99エヴァンジェSSその18:2006/10/29(日) 23:12:06
 タンクから、悲鳴に近い信号が来た。
 だがライガーが動くよりも早く、手遅れになった。
 オラクルが撃ち放った、一発のリニア弾。それが、水平に命中した。丁度、後ろへ突き飛ばすような形である。
 もはや耐えきれず、タンクが水門に引き込まれた。
 恐ろしい勢いで、巨体が激流の奥に消えていく。
 装甲が壁と擦れる音が、断末魔のように響き渡り――それも、じきに止んだ。
 全く想定していなかった死に方だった。
 ――四脚は。
 ライガーは、救出目標の四脚に目をやった。
 と、そこで初めて、ライガーは四脚のモノアイから光が失せていることに気がついた。
 「重装四脚が、ブレードで斬られたくらいで死ぬはずがない」と、救出活動に入ったのだが――どうも、とっくに助からないものだったらしい。

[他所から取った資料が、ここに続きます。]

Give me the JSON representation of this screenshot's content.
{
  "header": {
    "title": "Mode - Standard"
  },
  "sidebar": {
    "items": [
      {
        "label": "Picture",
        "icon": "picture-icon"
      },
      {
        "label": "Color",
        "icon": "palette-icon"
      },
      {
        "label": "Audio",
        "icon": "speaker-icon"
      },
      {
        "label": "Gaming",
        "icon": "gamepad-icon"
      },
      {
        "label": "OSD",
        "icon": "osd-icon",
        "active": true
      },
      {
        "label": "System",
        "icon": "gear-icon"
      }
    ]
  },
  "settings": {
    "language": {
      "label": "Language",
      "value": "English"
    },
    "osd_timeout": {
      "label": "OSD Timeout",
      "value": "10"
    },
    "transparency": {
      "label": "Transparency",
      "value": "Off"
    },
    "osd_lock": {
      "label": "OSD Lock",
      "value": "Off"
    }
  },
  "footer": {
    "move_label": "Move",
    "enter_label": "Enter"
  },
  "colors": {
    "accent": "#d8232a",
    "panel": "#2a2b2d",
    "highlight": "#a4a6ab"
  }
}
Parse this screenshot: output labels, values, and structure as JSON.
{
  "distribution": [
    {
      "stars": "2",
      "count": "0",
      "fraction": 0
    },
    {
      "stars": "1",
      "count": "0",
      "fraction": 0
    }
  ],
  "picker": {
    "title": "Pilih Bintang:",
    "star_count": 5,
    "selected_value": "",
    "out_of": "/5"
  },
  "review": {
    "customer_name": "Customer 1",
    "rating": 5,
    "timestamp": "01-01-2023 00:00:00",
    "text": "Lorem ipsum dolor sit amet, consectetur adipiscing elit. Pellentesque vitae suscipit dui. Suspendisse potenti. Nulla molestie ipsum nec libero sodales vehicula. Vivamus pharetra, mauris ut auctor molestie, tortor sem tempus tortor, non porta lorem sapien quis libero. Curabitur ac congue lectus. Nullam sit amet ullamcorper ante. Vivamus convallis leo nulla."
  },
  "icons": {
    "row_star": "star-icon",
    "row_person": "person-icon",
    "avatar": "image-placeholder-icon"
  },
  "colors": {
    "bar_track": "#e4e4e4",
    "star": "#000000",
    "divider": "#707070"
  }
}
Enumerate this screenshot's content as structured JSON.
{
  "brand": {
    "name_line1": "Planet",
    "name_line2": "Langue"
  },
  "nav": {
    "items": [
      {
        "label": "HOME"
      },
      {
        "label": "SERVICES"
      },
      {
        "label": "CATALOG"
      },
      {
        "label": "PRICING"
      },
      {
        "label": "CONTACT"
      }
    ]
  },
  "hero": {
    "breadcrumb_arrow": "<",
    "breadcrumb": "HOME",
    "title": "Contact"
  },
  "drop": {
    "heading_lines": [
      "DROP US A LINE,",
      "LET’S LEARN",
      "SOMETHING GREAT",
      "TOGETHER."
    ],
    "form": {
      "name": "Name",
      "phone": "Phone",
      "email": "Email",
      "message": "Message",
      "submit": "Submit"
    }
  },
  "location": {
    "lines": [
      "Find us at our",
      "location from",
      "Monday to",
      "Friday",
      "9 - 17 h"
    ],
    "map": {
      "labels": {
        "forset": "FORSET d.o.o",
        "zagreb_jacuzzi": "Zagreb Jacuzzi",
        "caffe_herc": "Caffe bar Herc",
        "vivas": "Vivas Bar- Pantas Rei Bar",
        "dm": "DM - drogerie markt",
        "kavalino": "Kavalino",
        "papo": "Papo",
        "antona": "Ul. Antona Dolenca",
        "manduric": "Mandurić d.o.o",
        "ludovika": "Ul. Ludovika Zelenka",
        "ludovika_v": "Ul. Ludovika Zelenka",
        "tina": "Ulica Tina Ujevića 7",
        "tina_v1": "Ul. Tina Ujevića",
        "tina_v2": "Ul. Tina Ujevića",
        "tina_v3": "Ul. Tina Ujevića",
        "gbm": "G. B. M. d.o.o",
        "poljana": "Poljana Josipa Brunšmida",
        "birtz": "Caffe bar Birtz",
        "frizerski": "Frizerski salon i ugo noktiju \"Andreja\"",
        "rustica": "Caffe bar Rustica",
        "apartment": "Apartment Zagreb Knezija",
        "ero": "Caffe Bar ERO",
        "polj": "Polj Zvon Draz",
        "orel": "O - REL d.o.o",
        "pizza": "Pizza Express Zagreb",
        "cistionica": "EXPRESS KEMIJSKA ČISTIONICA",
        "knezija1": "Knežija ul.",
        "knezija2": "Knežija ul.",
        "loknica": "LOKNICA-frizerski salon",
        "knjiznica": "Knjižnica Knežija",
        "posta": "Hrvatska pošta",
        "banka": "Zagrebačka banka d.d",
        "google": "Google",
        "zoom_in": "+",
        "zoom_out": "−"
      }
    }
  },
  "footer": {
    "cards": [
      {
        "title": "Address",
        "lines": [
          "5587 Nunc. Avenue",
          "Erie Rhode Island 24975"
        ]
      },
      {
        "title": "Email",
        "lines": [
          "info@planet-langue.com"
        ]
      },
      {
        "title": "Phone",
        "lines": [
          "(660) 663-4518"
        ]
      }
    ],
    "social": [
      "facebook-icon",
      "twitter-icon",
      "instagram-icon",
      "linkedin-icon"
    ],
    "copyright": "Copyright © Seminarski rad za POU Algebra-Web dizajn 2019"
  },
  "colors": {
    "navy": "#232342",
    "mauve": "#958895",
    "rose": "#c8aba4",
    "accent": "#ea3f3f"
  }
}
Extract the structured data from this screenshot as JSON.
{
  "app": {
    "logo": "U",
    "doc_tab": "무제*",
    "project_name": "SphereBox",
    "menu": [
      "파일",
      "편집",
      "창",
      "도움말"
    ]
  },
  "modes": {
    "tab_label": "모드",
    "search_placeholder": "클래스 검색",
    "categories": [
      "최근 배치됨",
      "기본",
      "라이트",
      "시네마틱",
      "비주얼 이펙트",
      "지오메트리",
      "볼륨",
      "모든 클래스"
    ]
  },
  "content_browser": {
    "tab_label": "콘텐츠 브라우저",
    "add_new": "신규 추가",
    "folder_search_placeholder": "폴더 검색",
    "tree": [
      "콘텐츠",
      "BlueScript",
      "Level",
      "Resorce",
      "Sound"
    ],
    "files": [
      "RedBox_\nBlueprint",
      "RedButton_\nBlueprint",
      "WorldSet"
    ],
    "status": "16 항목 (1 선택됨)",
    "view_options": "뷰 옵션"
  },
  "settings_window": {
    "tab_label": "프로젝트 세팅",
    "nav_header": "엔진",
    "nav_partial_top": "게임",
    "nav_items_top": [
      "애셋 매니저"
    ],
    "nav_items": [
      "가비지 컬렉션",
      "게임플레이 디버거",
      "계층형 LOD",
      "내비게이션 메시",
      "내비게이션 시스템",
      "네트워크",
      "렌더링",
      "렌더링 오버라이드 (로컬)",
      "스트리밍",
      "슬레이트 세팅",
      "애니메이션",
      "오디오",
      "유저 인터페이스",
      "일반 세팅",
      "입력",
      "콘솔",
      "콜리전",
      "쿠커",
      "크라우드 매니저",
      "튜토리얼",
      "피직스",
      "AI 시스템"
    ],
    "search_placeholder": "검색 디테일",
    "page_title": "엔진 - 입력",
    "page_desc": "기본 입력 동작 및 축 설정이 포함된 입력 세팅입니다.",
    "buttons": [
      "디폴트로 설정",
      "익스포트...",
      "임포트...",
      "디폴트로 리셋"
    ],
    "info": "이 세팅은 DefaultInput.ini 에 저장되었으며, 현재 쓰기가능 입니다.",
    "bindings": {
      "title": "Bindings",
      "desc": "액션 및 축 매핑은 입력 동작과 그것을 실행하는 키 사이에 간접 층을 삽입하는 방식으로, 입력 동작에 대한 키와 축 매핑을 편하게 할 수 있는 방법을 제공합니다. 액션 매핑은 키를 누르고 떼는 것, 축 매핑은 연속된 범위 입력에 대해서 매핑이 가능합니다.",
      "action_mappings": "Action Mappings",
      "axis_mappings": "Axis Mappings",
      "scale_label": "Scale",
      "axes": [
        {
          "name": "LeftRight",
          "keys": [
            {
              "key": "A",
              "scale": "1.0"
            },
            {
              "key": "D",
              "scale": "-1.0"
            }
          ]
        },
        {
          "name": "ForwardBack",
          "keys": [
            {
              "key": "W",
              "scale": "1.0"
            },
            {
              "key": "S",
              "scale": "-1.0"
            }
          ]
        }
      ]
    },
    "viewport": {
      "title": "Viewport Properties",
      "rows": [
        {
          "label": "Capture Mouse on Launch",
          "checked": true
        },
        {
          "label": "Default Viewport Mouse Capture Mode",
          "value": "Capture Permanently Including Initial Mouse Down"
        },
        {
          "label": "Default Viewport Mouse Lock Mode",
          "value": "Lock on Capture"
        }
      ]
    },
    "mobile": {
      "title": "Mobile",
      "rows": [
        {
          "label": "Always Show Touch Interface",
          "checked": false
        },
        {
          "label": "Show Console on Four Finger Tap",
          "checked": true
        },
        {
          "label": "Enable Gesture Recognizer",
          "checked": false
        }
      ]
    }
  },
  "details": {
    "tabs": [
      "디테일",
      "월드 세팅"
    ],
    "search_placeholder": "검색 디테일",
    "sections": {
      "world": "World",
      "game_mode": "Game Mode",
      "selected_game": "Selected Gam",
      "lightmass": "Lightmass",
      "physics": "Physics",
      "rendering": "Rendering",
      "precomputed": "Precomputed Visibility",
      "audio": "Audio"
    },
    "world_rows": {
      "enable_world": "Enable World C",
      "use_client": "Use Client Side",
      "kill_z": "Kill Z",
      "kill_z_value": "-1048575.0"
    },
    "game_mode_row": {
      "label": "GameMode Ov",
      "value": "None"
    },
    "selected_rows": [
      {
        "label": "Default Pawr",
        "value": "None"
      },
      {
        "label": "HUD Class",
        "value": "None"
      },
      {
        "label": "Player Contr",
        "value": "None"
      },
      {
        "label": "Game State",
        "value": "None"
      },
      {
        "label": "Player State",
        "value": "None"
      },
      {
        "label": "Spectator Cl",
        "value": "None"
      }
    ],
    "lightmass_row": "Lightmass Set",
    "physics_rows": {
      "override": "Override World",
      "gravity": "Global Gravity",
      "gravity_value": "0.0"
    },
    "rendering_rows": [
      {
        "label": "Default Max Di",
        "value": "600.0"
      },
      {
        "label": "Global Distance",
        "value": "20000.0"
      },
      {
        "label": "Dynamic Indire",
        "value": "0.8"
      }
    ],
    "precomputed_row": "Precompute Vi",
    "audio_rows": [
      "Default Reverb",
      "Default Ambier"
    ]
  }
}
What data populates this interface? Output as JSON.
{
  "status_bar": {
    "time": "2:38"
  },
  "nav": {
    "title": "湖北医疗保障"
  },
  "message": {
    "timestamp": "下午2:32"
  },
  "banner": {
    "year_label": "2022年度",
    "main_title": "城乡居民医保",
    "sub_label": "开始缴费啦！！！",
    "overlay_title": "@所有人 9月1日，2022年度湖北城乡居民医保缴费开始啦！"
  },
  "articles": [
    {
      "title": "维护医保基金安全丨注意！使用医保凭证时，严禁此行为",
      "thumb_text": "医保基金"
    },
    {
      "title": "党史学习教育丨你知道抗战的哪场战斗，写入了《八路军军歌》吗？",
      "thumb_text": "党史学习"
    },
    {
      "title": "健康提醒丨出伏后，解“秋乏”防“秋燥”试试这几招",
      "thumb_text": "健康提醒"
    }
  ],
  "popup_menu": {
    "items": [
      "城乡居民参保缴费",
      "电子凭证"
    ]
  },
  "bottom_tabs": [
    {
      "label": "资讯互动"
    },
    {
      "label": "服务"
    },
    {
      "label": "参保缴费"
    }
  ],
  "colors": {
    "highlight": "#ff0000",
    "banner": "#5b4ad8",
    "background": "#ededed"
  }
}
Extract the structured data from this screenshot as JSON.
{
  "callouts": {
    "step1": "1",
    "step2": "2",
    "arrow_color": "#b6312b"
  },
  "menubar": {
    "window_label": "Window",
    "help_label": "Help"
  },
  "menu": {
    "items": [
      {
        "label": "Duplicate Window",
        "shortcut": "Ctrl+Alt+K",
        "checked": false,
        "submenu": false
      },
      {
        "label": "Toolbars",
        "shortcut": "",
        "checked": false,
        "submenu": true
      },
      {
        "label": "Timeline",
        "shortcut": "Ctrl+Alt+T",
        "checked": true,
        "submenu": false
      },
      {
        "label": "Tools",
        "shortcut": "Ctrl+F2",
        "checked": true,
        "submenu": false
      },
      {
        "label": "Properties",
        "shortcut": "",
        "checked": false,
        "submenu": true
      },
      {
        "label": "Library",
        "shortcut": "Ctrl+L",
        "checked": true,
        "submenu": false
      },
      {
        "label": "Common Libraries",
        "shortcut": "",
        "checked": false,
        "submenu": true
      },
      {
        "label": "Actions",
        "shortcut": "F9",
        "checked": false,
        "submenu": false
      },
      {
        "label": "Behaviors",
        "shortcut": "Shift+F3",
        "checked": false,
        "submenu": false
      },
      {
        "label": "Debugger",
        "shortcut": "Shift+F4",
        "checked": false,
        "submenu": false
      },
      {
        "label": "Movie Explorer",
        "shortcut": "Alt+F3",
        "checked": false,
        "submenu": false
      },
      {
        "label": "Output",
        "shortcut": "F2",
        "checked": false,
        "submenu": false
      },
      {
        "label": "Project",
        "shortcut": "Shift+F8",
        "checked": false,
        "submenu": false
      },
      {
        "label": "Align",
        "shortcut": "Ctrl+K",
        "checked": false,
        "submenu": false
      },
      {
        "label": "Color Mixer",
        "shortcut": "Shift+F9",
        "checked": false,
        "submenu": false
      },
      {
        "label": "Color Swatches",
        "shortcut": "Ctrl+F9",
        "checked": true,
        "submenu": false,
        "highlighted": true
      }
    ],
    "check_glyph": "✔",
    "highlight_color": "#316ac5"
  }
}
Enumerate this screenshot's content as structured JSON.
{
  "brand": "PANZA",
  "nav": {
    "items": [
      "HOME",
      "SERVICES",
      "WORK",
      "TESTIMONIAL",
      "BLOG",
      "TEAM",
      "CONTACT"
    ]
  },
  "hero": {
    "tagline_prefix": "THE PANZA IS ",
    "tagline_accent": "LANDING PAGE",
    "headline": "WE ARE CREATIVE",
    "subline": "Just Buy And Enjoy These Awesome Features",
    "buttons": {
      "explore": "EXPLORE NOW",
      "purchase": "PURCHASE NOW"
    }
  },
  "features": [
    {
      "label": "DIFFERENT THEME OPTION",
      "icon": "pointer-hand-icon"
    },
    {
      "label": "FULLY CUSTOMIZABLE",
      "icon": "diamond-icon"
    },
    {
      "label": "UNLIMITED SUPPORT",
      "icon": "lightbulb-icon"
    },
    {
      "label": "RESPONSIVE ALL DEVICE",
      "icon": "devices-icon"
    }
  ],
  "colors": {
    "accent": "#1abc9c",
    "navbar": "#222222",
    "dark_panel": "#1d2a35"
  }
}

 死因は分からないが、とにかく復活も無理そうだった。
 これも、全くの想定外だ。
 とすれば、
 ――一機。ついに戦力差は無し。
 ライガーのAIが、その情報を分析した。
 余計な反省は省いて、いつも通り最適の戦略を出力しようとする。
 だが、容易ではなかった。
 一機で、このオラクルというACに勝つ――それが、とてつもない困難と認識されていた。
 あくまでも『性能』なら、圧倒的に勝っているはずなのだが――『性能』とは別次元の段階で、オラクルはAI達を寄せ付けない何かを持っているらしい。
 そんなライガーに、オラクルが悠然と向き直った。
 オレンジのアイカメラが、ライガーをじっと見つめている。
 ――攻撃される。
 そう断じ、ライガーは身構えた。
 だが予想に反して、オラクルは何も撃たなかった。代わりに、右手で天井を――正確には、遙か上で口を開けている、外へと通じる天窓を指差した。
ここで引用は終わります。